PBOC report: Interest rates to be kept at low levels to support small firms
China will maintain a normal monetary policy for as long as possible and keep interest rates at a relatively low level to support small business financing and maintain ample liquidity in the system, the People's Bank of China, the central bank, said.
The PBOC statement in its quarterly monetary policy report will help remove concerns that a "normalized policy" would lead to tight financial conditions, as the economic recovery has been faster than expected, experts said on Friday.
The central bank has also reiterated its pledge to make the prudent monetary policy more targeted and flexible, and guide the actual interest rates in financial markets to steadily float around the relatively lower policy rates.
That means a further rate cut is unlikely in the near future, said the experts. The PBOC report shows that monetary authorities are relatively confident about the economic outlook. It also rules out the possibility of a "flood-like" stimulus, they said.
The report, which was published on Thursday, also said that as one of the major economies that maintains "normalized" monetary policy, China does not need to inject liquidity by expanding the central bank's balance sheet－a method which allows central banks to purchase equities in financial markets, something that central banks in some advanced economies are already doing.
"The PBOC report also excludes the possibility of liquidity tightening or a quick rate hike, although the central bank is phasing out some of the stimulus launched since the novel coronavirus outbreak," said Yang Yewei, an analyst at Guosheng Securities.
The central bank has indicated that it will continue to deploy structural policy tools, including relending and rediscount programs, to support smaller businesses and secure sufficient jobs. It expects full-year renminbi-denominated loans to rise to 20 trillion yuan ($3.04 trillion) this year, compared with 16.81 trillion yuan in 2019, while total social financing may reach 30 trillion yuan or more, indicating stronger support to the real economy.
Zhong Zhengsheng, chief economist with Pingan Securities, said: "Interbank liquidity levels have been normalizing. Most of the interest rates in the open market have returned to pre-COVID levels and credit growth has slowed. Government bond yields have also risen since the middle of the year amid signs of an economic recovery and expectations of a withdrawal of monetary stimulus".
Zhong expects that part of the relending and rediscount programs, which totaled 800 billion yuan, may be phased out when they reach maturity in 2021. The central bank is also likely to cut the reserve requirement ratio next year to inject liquidity, he said.

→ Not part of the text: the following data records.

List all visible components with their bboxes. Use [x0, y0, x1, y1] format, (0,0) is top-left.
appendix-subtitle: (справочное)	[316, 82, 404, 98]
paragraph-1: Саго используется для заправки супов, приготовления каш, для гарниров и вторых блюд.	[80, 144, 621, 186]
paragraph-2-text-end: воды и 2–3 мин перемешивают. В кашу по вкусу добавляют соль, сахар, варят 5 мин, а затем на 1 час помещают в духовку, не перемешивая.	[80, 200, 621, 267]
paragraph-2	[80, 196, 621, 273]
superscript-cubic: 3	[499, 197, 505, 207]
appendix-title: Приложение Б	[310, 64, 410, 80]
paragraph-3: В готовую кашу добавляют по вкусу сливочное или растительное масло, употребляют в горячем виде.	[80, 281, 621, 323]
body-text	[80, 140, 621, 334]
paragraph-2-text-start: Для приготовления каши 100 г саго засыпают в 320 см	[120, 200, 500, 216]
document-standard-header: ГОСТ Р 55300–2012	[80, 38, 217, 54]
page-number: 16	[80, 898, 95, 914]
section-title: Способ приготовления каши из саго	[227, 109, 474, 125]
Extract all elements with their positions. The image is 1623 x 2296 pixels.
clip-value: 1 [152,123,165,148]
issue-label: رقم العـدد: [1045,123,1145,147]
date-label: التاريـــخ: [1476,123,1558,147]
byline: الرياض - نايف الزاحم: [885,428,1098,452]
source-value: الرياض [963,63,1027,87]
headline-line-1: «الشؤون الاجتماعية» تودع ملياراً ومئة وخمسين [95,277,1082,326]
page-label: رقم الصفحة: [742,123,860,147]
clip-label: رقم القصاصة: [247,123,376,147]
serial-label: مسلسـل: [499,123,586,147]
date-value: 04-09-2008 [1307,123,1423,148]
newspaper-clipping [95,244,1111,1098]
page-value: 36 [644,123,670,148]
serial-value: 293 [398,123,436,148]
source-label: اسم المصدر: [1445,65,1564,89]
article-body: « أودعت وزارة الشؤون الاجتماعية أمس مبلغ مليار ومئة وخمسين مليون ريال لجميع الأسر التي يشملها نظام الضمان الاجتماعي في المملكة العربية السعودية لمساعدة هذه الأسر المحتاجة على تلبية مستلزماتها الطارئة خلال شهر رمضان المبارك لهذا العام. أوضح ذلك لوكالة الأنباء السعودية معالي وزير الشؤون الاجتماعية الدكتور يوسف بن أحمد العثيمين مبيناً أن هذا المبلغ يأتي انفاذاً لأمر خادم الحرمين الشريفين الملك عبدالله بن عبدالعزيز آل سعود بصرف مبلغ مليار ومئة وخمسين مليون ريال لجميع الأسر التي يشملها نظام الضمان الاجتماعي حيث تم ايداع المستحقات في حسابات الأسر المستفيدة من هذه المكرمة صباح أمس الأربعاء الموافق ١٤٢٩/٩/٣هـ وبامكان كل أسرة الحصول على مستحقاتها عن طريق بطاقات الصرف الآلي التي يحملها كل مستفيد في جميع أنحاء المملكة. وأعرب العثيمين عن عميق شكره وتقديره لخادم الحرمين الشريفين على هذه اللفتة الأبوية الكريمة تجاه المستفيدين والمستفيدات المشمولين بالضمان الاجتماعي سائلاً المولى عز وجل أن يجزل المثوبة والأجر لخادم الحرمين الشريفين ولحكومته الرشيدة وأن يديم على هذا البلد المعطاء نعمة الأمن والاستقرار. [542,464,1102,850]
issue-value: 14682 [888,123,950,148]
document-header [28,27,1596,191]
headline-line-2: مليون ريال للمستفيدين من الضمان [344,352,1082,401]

The central bank also stressed in the report on the need to keep macro leverage levels stable, in line with the PBOC Governor Yi Gang's speech in October that emphasized the need to control the overall money supply.
The macro leverage ratio is expected to stabilize as economic growth gradually returns to the targeted growth rate, while pressure from nonperforming loans will rise in the future, said the report.
Li Chao, chief economist with Zheshang Securities, said that stabilizing macro leverage ratio, or the debt-to-GDP ratio, will be the top focus for China's monetary policy in the coming months. That will partially rely on the slowing credit growth and total social financing next year.
The central bank has issued monetary actions of 9 trillion yuan this year to tackle the COVID-19 pandemic, while enterprises may save 1.5 trillion yuan this year through the timely measures enacted by companies to boost the real economy. During the first 10 months of this year, financial institutions saved enterprises around 1.25 trillion yuan, said the report.